Стакан остановился на полпути ко рту, и пусть рука совсем не дрогнула, удивлению на лице место определенно находилось.
— Робардс, проблемы с пониманием еще хуже, чем проблемы со слухом. До отставки недалеко, не задумывался?
Старые и неизменные как магические законы настенные часы сквозь туман сигаретного дыма услужливо показывали два часа ночи. Оставаться на работе уже давно вошло в привычку. А так от нее хотелось избавиться. Спать дома. Может, курить бросить. И своего заместителя тоже бросить на растерзание ежедневных проблем. Пусть творит в Аврорате что вздумается. Надоело.

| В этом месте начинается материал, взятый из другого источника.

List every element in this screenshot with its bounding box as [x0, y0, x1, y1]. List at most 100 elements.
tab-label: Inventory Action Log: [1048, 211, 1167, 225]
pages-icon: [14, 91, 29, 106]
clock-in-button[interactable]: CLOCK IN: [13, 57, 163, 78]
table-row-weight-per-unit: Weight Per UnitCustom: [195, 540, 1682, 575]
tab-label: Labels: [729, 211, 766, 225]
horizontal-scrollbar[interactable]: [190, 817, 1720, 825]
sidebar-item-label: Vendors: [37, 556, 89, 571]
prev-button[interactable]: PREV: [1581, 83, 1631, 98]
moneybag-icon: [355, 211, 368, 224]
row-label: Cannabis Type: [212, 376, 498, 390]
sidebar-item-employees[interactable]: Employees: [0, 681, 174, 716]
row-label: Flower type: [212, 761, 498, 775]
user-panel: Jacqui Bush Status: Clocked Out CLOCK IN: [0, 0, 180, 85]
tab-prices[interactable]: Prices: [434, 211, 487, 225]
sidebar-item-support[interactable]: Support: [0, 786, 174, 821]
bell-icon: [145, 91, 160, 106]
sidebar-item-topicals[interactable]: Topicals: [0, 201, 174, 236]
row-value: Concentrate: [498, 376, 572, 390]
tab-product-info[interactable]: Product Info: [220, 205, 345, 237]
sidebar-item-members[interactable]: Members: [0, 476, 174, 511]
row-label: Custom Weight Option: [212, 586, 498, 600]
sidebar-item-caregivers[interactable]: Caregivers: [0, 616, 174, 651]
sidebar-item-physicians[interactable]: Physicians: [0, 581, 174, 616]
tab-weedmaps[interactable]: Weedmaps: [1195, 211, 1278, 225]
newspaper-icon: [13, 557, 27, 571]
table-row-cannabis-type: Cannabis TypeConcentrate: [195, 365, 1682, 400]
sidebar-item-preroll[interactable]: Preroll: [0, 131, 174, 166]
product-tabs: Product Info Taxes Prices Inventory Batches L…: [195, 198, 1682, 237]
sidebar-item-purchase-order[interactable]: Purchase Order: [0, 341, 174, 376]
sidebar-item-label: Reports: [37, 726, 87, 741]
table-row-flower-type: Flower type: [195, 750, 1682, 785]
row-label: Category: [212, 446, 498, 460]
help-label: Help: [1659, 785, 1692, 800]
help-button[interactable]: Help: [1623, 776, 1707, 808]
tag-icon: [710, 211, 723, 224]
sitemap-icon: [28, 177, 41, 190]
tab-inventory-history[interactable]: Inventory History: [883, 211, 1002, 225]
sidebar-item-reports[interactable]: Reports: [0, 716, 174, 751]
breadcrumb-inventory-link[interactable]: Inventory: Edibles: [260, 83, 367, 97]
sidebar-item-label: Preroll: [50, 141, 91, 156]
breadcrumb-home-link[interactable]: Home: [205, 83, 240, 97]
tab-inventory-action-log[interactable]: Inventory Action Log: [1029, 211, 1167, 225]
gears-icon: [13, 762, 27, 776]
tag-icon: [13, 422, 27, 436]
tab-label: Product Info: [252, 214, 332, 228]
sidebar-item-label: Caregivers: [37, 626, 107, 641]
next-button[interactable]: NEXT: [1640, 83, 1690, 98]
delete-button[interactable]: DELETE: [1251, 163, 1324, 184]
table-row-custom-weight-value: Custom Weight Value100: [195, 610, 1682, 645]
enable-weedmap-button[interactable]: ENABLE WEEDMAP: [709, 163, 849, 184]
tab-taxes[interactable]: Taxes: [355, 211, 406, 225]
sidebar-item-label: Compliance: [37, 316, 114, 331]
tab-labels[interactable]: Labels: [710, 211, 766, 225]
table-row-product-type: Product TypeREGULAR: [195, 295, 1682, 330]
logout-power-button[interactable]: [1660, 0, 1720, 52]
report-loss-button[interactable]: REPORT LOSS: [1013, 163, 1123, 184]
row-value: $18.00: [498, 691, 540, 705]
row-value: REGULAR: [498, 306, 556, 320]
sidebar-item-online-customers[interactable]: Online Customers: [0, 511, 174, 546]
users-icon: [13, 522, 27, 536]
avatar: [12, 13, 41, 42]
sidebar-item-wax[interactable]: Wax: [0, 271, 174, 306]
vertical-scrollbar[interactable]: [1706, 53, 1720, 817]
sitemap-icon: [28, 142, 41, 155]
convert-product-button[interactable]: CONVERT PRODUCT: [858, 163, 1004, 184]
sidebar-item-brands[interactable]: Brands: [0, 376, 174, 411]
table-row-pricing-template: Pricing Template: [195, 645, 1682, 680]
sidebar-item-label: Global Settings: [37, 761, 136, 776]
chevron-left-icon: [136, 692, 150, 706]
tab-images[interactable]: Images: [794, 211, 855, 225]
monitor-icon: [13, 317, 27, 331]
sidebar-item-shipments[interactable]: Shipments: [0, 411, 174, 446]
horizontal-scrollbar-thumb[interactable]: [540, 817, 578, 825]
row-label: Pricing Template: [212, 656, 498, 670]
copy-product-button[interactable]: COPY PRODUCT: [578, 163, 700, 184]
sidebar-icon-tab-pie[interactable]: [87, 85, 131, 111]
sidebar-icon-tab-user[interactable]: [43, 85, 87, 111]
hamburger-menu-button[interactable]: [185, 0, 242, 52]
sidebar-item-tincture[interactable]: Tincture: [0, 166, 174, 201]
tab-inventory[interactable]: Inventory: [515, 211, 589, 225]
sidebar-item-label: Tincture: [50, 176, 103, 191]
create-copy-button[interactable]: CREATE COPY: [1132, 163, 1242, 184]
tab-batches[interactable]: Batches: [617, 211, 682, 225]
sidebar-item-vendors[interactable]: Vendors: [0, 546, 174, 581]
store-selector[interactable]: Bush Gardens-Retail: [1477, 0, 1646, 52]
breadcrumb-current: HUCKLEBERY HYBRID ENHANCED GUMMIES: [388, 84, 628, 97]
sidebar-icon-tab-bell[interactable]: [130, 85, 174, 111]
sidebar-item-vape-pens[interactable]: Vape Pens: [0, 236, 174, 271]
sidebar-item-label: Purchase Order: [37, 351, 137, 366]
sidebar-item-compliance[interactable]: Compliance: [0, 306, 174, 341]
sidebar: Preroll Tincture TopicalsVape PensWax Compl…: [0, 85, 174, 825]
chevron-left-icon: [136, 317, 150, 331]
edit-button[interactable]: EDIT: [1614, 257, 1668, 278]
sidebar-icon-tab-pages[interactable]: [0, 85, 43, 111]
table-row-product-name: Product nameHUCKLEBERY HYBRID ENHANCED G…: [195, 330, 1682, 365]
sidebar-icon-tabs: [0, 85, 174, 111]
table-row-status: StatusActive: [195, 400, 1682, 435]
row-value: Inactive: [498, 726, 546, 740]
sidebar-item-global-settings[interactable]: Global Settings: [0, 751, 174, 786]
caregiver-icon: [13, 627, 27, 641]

— Вот не надо мне старых лекций про слух и твердую память, — отмахнулся Гавейн, все же позволив стакану с огневиски опустеть. Так на начальника и друга смотреть проще — через призму старого стекла и жгучего янтаря, растекающегося в желудке. Через завесу смерти дорогих сигарет. — Тебя еще переработаю. Укатишь вот со своим рыжим куда-нибудь в Ирландию, к черту на рога, и все.
— Что — «все»?
Долгий выжидающий взгляд был ему ответом.
— Значит, действительно свалишь? — веселье, еще плескавшееся вялой уставшей волной, схлынуло, как и жар янтаря в груди.
— Не торопи события. Он всего лишь перевелся в лондонский филиал.
— Всего лишь? Парень Египет ради тебя бросил. А там, знаешь ли, поинтереснее будет, в пирамидах-то копаться. А здесь ему только в тебе копаться. И долго ему проводить раскопки. Ох, долго.
— Совсем не обязательно, что он перевелся из-за меня.
Гавейн тяжело вздохнул, проглотив слова. Так много разных мыслей рвалось наружу. И о том, что у друга на шестом десятке так и остались проблемы с самооценкой. И о том, что тот на самом-то деле совсем не нуждается в напоминании о собственных чувствах, которые уже давно переросли в нечто более красивое и правильное, нежели жаркая пьяная ночь, полная случайностей и невозможной красоты яркого как солнце юноши.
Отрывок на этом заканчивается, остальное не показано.